Grin

Grin

Grin: hidden payment sizes on the public ledger, lighter chain data than older networks, quick wallet handshake to finish a send.

Updated Apr 22, 2026

Grin

Two problems show up on many well-known digital-money networks. First, the public shared record shows how much each payment was. Second, anyone keeping a full copy of that record watches it grow and grow, because past payments stay listed with their amounts in plain sight.

Grin is online money meant to ease both issues. Observers looking at the public record cannot read the size of each payment. The way the data fits together also means the stored history can stay lighter than on systems that replay every old amount. Many machines compete to seal new payments into the shared record; Grin’s project site walks through how that works.

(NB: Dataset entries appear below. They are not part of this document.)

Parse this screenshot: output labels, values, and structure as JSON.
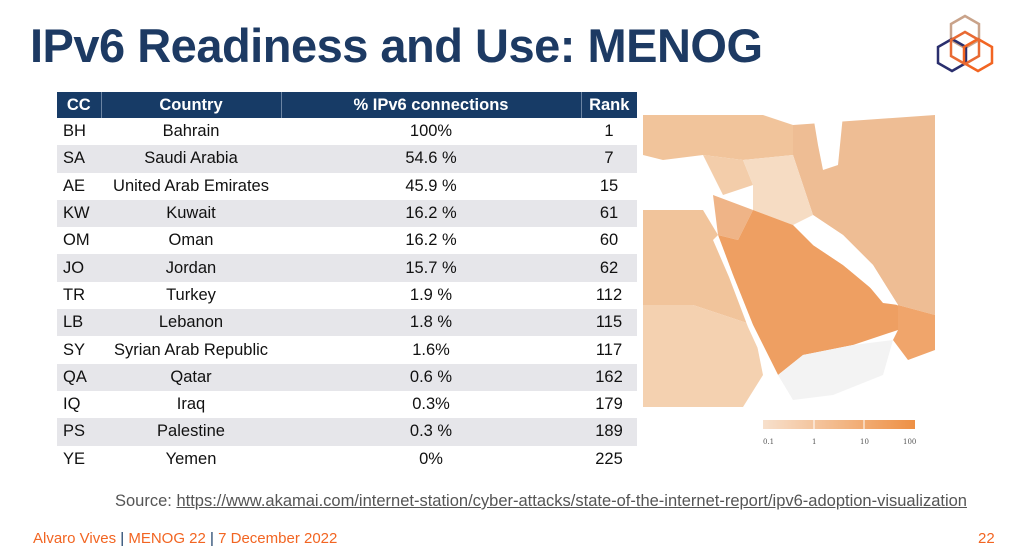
{
  "title": "IPv6 Readiness and Use: MENOG",
  "table": {
    "headers": [
      "CC",
      "Country",
      "% IPv6 connections",
      "Rank"
    ],
    "rows": [
      [
        "BH",
        "Bahrain",
        "100%",
        "1"
      ],
      [
        "SA",
        "Saudi Arabia",
        "54.6 %",
        "7"
      ],
      [
        "AE",
        "United Arab Emirates",
        "45.9 %",
        "15"
      ],
      [
        "KW",
        "Kuwait",
        "16.2 %",
        "61"
      ],
      [
        "OM",
        "Oman",
        "16.2 %",
        "60"
      ],
      [
        "JO",
        "Jordan",
        "15.7 %",
        "62"
      ],
      [
        "TR",
        "Turkey",
        "1.9 %",
        "112"
      ],
      [
        "LB",
        "Lebanon",
        "1.8 %",
        "115"
      ],
      [
        "SY",
        "Syrian Arab Republic",
        "1.6%",
        "117"
      ],
      [
        "QA",
        "Qatar",
        "0.6 %",
        "162"
      ],
      [
        "IQ",
        "Iraq",
        "0.3%",
        "179"
      ],
      [
        "PS",
        "Palestine",
        "0.3 %",
        "189"
      ],
      [
        "YE",
        "Yemen",
        "0%",
        "225"
      ]
    ]
  },
  "legend": {
    "ticks": [
      "0.1",
      "1",
      "10",
      "100"
    ]
  },
  "source": {
    "label": "Source: ",
    "url": "https://www.akamai.com/internet-station/cyber-attacks/state-of-the-internet-report/ipv6-adoption-visualization"
  },
  "footer": {
    "author": "Alvaro Vives",
    "event": "MENOG 22",
    "date": "7 December 2022",
    "sep": "|",
    "page": "22"
  },
  "colors": {
    "title": "#1d3a63",
    "header": "#173b66",
    "accent": "#f26522"
  }
}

Tradeoff: one-tap bank apps often finish after a single send. Grin usually needs your app and the other person’s app to trade a few rounds before the payment is done. That is part of how the design achieves the goals above.

Things to watch for

  • Fewer places to buy or sell than the best-known digital money. If you use a site that sells digital money, confirm it lists Grin, what cash-out costs, and which option to choose so funds are not stuck.
  • Downloads and messages you did not ask for can empty your balance. Only install software from sources you trust, and read every screen before you confirm a payment.

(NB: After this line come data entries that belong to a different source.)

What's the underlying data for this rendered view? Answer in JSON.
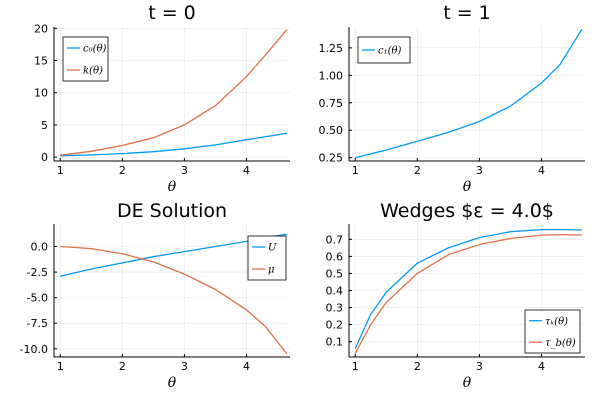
{
  "chart_data": [
    {
      "type": "line",
      "title": "t = 0",
      "xlabel": "θ",
      "ylabel": "",
      "xlim": [
        0.9,
        4.7
      ],
      "ylim": [
        -0.6,
        20.2
      ],
      "xticks": [
        1,
        2,
        3,
        4
      ],
      "yticks": [
        0,
        5,
        10,
        15,
        20
      ],
      "ytick_labels": [
        "0",
        "5",
        "10",
        "15",
        "20"
      ],
      "legend_position": "top-left",
      "series": [
        {
          "name": "c₀(θ)",
          "color": "#009af9",
          "x": [
            1.0,
            1.5,
            2.0,
            2.5,
            3.0,
            3.5,
            4.0,
            4.65
          ],
          "y": [
            0.2,
            0.35,
            0.55,
            0.85,
            1.3,
            1.9,
            2.7,
            3.7
          ]
        },
        {
          "name": "k(θ)",
          "color": "#e26f46",
          "x": [
            1.0,
            1.5,
            2.0,
            2.5,
            3.0,
            3.5,
            4.0,
            4.3,
            4.65
          ],
          "y": [
            0.3,
            0.9,
            1.8,
            3.0,
            5.0,
            8.0,
            12.5,
            15.8,
            19.8
          ]
        }
      ]
    },
    {
      "type": "line",
      "title": "t = 1",
      "xlabel": "θ",
      "ylabel": "",
      "xlim": [
        0.9,
        4.7
      ],
      "ylim": [
        0.22,
        1.44
      ],
      "xticks": [
        1,
        2,
        3,
        4
      ],
      "yticks": [
        0.25,
        0.5,
        0.75,
        1.0,
        1.25
      ],
      "ytick_labels": [
        "0.25",
        "0.50",
        "0.75",
        "1.00",
        "1.25"
      ],
      "legend_position": "top-left",
      "series": [
        {
          "name": "c₁(θ)",
          "color": "#009af9",
          "x": [
            1.0,
            1.5,
            2.0,
            2.5,
            3.0,
            3.5,
            4.0,
            4.3,
            4.65
          ],
          "y": [
            0.25,
            0.32,
            0.4,
            0.48,
            0.58,
            0.72,
            0.93,
            1.1,
            1.42
          ]
        }
      ]
    },
    {
      "type": "line",
      "title": "DE Solution",
      "xlabel": "θ",
      "ylabel": "",
      "xlim": [
        0.9,
        4.7
      ],
      "ylim": [
        -10.8,
        2.2
      ],
      "xticks": [
        1,
        2,
        3,
        4
      ],
      "yticks": [
        0,
        -2.5,
        -5,
        -7.5,
        -10
      ],
      "ytick_labels": [
        "0.0",
        "-2.5",
        "-5.0",
        "-7.5",
        "-10.0"
      ],
      "legend_position": "top-right",
      "series": [
        {
          "name": "U",
          "color": "#009af9",
          "x": [
            1.0,
            1.5,
            2.0,
            2.5,
            3.0,
            3.5,
            4.0,
            4.3,
            4.65
          ],
          "y": [
            -2.9,
            -2.2,
            -1.6,
            -1.0,
            -0.5,
            0.0,
            0.5,
            0.85,
            1.2
          ]
        },
        {
          "name": "μ",
          "color": "#e26f46",
          "x": [
            1.0,
            1.5,
            2.0,
            2.5,
            3.0,
            3.5,
            4.0,
            4.3,
            4.65
          ],
          "y": [
            0.0,
            -0.2,
            -0.7,
            -1.5,
            -2.7,
            -4.2,
            -6.2,
            -7.8,
            -10.5
          ]
        }
      ]
    },
    {
      "type": "line",
      "title": "Wedges $ε = 4.0$",
      "xlabel": "θ",
      "ylabel": "",
      "xlim": [
        0.9,
        4.7
      ],
      "ylim": [
        0.01,
        0.79
      ],
      "xticks": [
        1,
        2,
        3,
        4
      ],
      "yticks": [
        0.1,
        0.2,
        0.3,
        0.4,
        0.5,
        0.6,
        0.7
      ],
      "ytick_labels": [
        "0.1",
        "0.2",
        "0.3",
        "0.4",
        "0.5",
        "0.6",
        "0.7"
      ],
      "legend_position": "bottom-right",
      "series": [
        {
          "name": "τₖ(θ)",
          "color": "#009af9",
          "x": [
            1.0,
            1.25,
            1.5,
            2.0,
            2.5,
            3.0,
            3.5,
            4.0,
            4.3,
            4.65
          ],
          "y": [
            0.06,
            0.26,
            0.39,
            0.56,
            0.65,
            0.71,
            0.745,
            0.757,
            0.758,
            0.755
          ]
        },
        {
          "name": "τ_b(θ)",
          "color": "#e26f46",
          "x": [
            1.0,
            1.25,
            1.5,
            2.0,
            2.5,
            3.0,
            3.5,
            4.0,
            4.3,
            4.65
          ],
          "y": [
            0.03,
            0.2,
            0.33,
            0.5,
            0.61,
            0.67,
            0.705,
            0.725,
            0.728,
            0.725
          ]
        }
      ]
    }
  ]
}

This page is educational and not a recommendation to buy, sell, or hold any asset.

FAQ

What is Grin?
On many digital-money systems, anyone can open the shared public record and see **how much** went with each payment. Over the years, a full copy of that record also gets **very large**, because **every old payment stays written out in the open**. Grin is a different design aimed at those two headaches: the public record **does not reveal payment sizes**, and **the data people store to stay in sync can stay smaller** than on those older-style networks. You hold and move it with **software built for Grin**. The cost is practical: **a send often needs several back-and-forth steps** between your app and the other person’s before the payment clears.
Can strangers see how much I sent?
Not from the open payment list by itself, the way they often can with **bitcoin**. How you cash in or out, or what company’s app you used, can still leave a trail outside that list.
Why is paying someone harder than with my usual app?
Bank-style apps often send after one tap once you pick a payee. Grin usually has your app and the other person’s app exchange a few steps before the payment finishes. Read Grin’s official help before you try a real payment.
Is Grin safe?
Digital money always carries risk: scams, fake downloads, typos, and sites that stop working. Grin is harder to buy or sell than the best-known digital money because fewer people use it. Read Grin’s beginner material; do not risk money you need for living expenses.
Is this financial advice?
No. This content is general education only.